Regulation D (Reg D) and the definition of an Accredited Investor are under scrutiny by the Securities and Exchange Commission (SEC), led by Chair Gary Gensler. These potential changes, currently listed as “improvements,” aim to enhance the ecosystem and enable more investors to participate while supporting private firms.
Reg D is a securities exemption that facilitates the US private markets, with over $2.2 trillion raised in 2022 alone. Early-stage firms seeking growth capital benefit significantly from Reg D. Many successful tech companies have utilized this exemption before going public. Alterations to Reg D could undermine this thriving market, hindering economic activity and innovation.
The current definition of an Accredited Investor dates back to the 1980s. It primarily hinges on income and net worth thresholds, overlooking education and experience. One suggestion is to introduce a sophistication qualification test, ensuring investors understand the risks associated with private investments and securities offerings.
The SEC Small Business Forum recently issued a report with several recommendations to improve capital access. The Forum proposed expanding the Accredited Investor definition by allowing non-accredited investors to participate in venture capital funds, maintaining the existing wealth thresholds, diversifying startup investors and entrepreneurs, incorporating additional measures of sophistication, and including individuals who invest up to 10% of their annual income or net assets.

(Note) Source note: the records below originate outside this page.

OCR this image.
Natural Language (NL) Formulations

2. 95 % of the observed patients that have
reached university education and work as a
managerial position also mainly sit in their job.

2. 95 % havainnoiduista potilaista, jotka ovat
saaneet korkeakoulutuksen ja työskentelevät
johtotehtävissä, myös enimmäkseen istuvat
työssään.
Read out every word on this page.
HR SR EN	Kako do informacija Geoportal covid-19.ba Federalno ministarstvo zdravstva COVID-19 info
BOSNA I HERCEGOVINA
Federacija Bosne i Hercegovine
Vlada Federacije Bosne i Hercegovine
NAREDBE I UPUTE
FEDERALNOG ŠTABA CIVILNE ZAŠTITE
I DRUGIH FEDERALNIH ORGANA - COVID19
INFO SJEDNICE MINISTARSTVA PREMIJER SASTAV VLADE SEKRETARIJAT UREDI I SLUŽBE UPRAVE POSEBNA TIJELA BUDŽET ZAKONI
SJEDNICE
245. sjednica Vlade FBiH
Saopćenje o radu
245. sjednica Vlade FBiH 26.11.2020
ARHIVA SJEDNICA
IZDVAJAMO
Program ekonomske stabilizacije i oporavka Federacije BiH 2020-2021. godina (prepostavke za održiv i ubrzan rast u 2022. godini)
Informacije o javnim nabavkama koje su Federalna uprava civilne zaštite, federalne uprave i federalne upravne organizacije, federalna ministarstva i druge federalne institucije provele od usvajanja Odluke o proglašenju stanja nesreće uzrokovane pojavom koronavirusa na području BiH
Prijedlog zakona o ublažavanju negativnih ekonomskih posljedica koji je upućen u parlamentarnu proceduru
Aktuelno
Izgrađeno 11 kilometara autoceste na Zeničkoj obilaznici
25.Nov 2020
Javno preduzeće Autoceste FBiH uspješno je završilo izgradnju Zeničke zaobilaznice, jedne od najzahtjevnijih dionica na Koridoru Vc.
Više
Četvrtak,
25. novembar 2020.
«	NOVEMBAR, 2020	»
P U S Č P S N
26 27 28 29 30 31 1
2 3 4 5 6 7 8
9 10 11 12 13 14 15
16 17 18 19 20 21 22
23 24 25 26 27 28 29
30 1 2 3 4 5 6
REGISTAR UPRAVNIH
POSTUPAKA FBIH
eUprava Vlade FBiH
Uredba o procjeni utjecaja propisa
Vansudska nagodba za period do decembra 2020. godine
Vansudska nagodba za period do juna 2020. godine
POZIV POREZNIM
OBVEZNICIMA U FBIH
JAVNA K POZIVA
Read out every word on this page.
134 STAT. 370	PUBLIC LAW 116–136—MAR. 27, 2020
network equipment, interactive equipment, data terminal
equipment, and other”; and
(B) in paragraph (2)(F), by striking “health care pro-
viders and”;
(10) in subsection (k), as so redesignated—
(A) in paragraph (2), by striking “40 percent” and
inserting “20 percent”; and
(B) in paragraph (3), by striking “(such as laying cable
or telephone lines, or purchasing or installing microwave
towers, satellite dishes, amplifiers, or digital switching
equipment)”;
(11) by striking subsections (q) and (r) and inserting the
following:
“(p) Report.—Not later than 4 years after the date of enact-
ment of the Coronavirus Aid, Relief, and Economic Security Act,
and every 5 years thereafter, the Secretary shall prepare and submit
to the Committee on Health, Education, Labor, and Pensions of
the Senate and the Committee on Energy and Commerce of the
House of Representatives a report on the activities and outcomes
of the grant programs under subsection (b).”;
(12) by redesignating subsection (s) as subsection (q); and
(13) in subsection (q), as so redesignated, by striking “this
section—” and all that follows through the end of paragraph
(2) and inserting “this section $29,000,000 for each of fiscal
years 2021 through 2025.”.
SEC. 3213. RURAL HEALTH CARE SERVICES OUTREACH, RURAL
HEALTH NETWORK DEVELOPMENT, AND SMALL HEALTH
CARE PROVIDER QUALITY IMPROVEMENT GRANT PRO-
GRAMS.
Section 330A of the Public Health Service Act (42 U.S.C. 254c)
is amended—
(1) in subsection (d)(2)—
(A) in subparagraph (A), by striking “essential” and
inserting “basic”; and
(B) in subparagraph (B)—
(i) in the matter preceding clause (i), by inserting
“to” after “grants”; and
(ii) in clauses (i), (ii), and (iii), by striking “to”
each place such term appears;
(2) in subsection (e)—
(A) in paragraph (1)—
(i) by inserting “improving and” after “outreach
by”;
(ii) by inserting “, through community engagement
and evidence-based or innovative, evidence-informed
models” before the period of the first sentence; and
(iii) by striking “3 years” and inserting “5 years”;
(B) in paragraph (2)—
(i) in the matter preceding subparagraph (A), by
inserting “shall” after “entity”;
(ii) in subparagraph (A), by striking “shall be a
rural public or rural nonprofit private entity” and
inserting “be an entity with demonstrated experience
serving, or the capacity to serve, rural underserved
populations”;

During a recent SEC Investor Advisory Committee meeting, stakeholders emphasized the need to avoid any harm to Reg D. The Angel Capital Association highlighted its substantial investments under Reg D, emphasizing the lack of significant fraud cases. They also advocated for expanding the Accredited Investor definition to support more qualified angel investors and boost entrepreneurship.
Congressional hearings have criticized the exclusionary nature of the current definition, urging easier access to become an accredited investor. Excluding investors from these opportunities was deemed unjustifiable. To foster scaling, success, and sustainability, both Congress and the SEC should focus on expanding the pool of Accredited Investors rather than raising wealth metrics.
Experts from the Association of Online Investment Platforms (AOIP) also expressed concerns. Doug Ellenoff, managing partner of Ellenoff, Grossman & Schole, emphasized that increasing restrictions on investors amidst the fragility of private and public markets would hinder entrepreneurship and innovation.
Ryan Feit, co-founder of SeedInvest (acquired by StartEngine), echoed this sentiment, stating that stricter Accredited Investor status would limit investment opportunities and cast a shadow on the entrepreneurial environment. Feit proposed administering exams to ensure investors’ understanding of investing risks in startups and small businesses, rather than solely relying on wealth-based criteria.
Rebecca Kacaba, CEO and co-founder of DealMaker, warned against changes that restrict capital and access to opportunity. Any modifications to Regulation D that reduce accessibility in private market transactions contradict efforts to support innovation, modernize capital markets, and build a resilient economy. Kacaba suggested simultaneously streamlining access to capital from non-accredited investors through Regulation A and Regulation CF.
Although the SEC intends to revise Reg D and the Accredited Investor definition, the final wording of the amendments is unknown. It is crucial for the Commission to consider the impact on innovation and find ways to facilitate retail investor participation in private securities offerings. The priority is to do no harm and maintain the exemption that drives innovation in the US.